We arrived at the airport, bought some supplies at the supermarket, and headed off to a complicated ride among high mountains in unpaved roads which brought us to the first village, where we gave them supplies, clothing, hygienic materials, baby materials, etc. Amira and I joining the other Mexican therapists, led some group activities, translated from the local Zochil language into Spanish.

The culture is very patriarchal, with strong segregation among the sexes. We listened with empathy to the men and women who told us that it is THEM in the other village who are to blame for their misfortune, they started to shoot at us when we were working our land, harvesting our coffee, etc…. Many were killed. The irony is that in the other village, we heard the mirror story about THEM. A few days later, My Team CBT colleague, Daniel Mintie, commented that the challenge using cognitive methods is how to try to work out these mental distortions not just on the intrapersonal level, but also on the inter-village (and international) level. Unfortunately, we know so many politicians who blame it all on THEM.

Anyway, it was sad to realize that the government does not reach out to these places, the teachers, who used to come from San Cristobal, are afraid of violence and so the school is closed, like many other social institutions. The only people who arrive here, and helped Cadena set up the mission, are the Civic Protección people, and also the Secretaria de Pueblos Indigenas. The Civic protection folks were very kind and helpful, mediating all the encounters.

Yair kept his hyperactive leadership in the full load zone day and night, cooking, cleaning, administering, interacting with locals. We saw the wonderful effect that the mission had on his students, who now understand better how protected and privileged their life is. Amira and I also joined to the physical jobs of distribution, and in one case, when the adolescents needed a break from playing with the local kids, Amira and I demonstrated together with a Shotokan Karate Kata.

The teenagers were wonderful. Being teenagers, there was the usual friendly banter among them at the campfire, but total seriousness and dedication when working with the adults and children.

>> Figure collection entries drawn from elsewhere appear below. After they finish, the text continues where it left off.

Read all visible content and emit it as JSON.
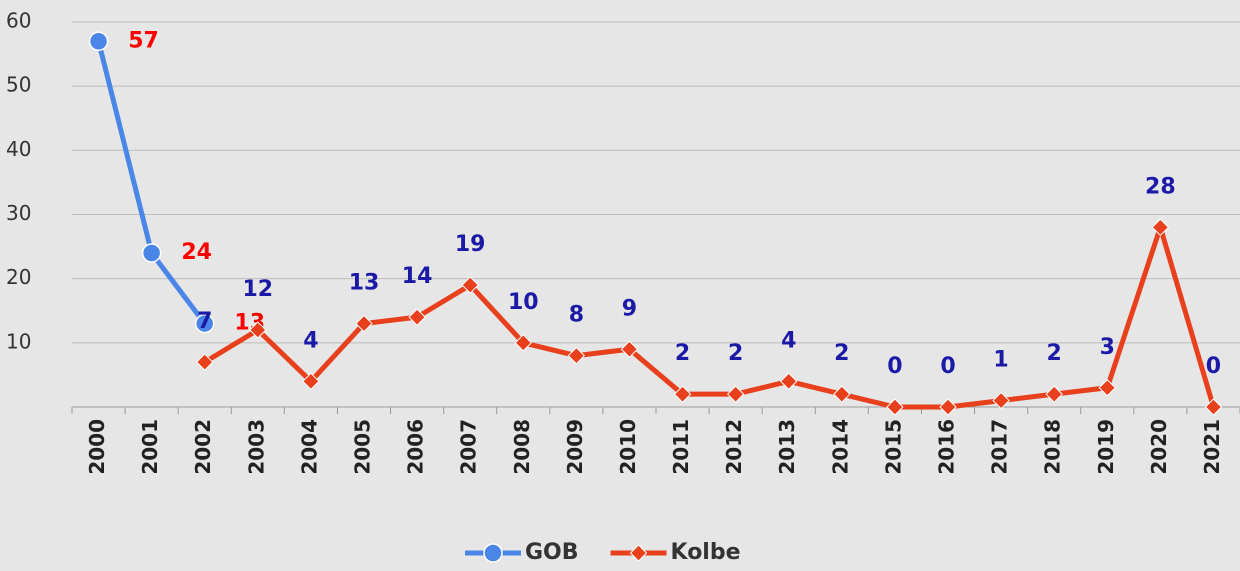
{
  "chart_data": {
    "type": "line",
    "categories": [
      "2000",
      "2001",
      "2002",
      "2003",
      "2004",
      "2005",
      "2006",
      "2007",
      "2008",
      "2009",
      "2010",
      "2011",
      "2012",
      "2013",
      "2014",
      "2015",
      "2016",
      "2017",
      "2018",
      "2019",
      "2020",
      "2021"
    ],
    "series": [
      {
        "name": "GOB",
        "color": "#4a86e8",
        "label_color": "#ff0000",
        "marker": "circle",
        "values": [
          57,
          24,
          13,
          null,
          null,
          null,
          null,
          null,
          null,
          null,
          null,
          null,
          null,
          null,
          null,
          null,
          null,
          null,
          null,
          null,
          null,
          null
        ]
      },
      {
        "name": "Kolbe",
        "color": "#e8401c",
        "label_color": "#1a1aa6",
        "marker": "diamond",
        "values": [
          null,
          null,
          7,
          12,
          4,
          13,
          14,
          19,
          10,
          8,
          9,
          2,
          2,
          4,
          2,
          0,
          0,
          1,
          2,
          3,
          28,
          0
        ]
      }
    ],
    "ylim": [
      0,
      60
    ],
    "yticks": [
      10,
      20,
      30,
      40,
      50,
      60
    ],
    "grid": true,
    "legend": "bottom"
  }
}
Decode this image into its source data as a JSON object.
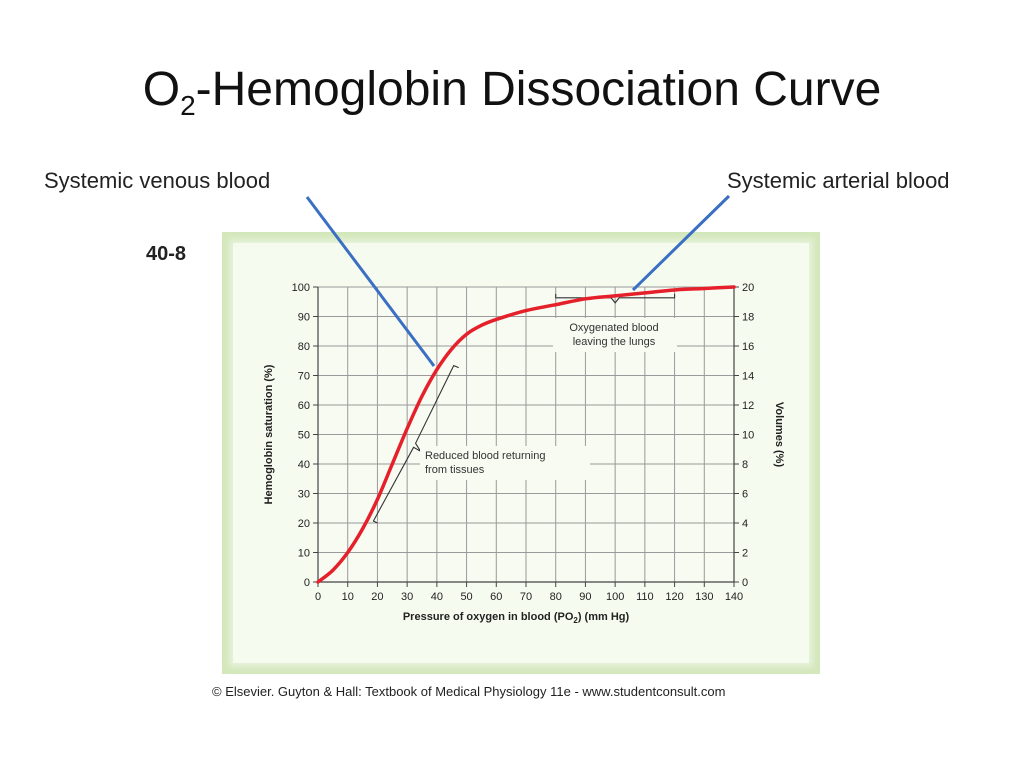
{
  "slide": {
    "title_main": "O",
    "title_sub": "2",
    "title_rest": "-Hemoglobin Dissociation Curve",
    "callout_venous": "Systemic venous blood",
    "callout_arterial": "Systemic arterial blood",
    "figure_number": "40-8",
    "credit": "© Elsevier. Guyton & Hall: Textbook of Medical Physiology 11e - www.studentconsult.com"
  },
  "colors": {
    "curve": "#e5202a",
    "callout_line": "#3a6fc4",
    "grid": "#9a9a9a",
    "panel_bg": "#d3e7bb"
  },
  "chart_data": {
    "type": "line",
    "xlabel_main": "Pressure of oxygen in blood (PO",
    "xlabel_sub": "2",
    "xlabel_end": ") (mm Hg)",
    "ylabel": "Hemoglobin saturation (%)",
    "y2label": "Volumes (%)",
    "xlim": [
      0,
      140
    ],
    "ylim": [
      0,
      100
    ],
    "y2lim": [
      0,
      20
    ],
    "xticks": [
      0,
      10,
      20,
      30,
      40,
      50,
      60,
      70,
      80,
      90,
      100,
      110,
      120,
      130,
      140
    ],
    "yticks": [
      0,
      10,
      20,
      30,
      40,
      50,
      60,
      70,
      80,
      90,
      100
    ],
    "y2ticks": [
      0,
      2,
      4,
      6,
      8,
      10,
      12,
      14,
      16,
      18,
      20
    ],
    "grid": true,
    "series": [
      {
        "x": [
          0,
          5,
          10,
          15,
          20,
          25,
          30,
          35,
          40,
          45,
          50,
          55,
          60,
          70,
          80,
          90,
          100,
          110,
          120,
          130,
          140
        ],
        "values": [
          0,
          4,
          10,
          18,
          28,
          40,
          52,
          63,
          72,
          79,
          84,
          87,
          89,
          92,
          94,
          96,
          97,
          98,
          99,
          99.5,
          100
        ]
      }
    ],
    "annotations": [
      {
        "lines": [
          "Oxygenated blood",
          "leaving the lungs"
        ],
        "x_range": [
          80,
          120
        ],
        "y": 97
      },
      {
        "lines": [
          "Reduced blood returning",
          "from tissues"
        ],
        "x_range": [
          20,
          45
        ],
        "y_range": [
          20,
          72
        ]
      }
    ]
  }
}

We ended our trip having a nice meal in San Cristobal de las Casas, a deep contrast, this ex-Colonial and now hipster town, to the deep poverty and despair we found in the ten communities we visited in 3 days. I know that this is a grain of sand, but it is a transforming experience to be so close to the reality and witnessing it, versus dislocated dialogues in the ivory tower.

It’s a very strong experience in the context of raising awareness about issues of poverty, culture, and inequality. I plan soon to organize a mission for our University community and friends who would be interested. I met Benjamin in the University briefly, and I promised him a debrief of the mission in the near future. I feel very grateful to have an organization like CADENA in the Jewish community, who managed to reach out and help in many humanitarian crisis settings all around the world.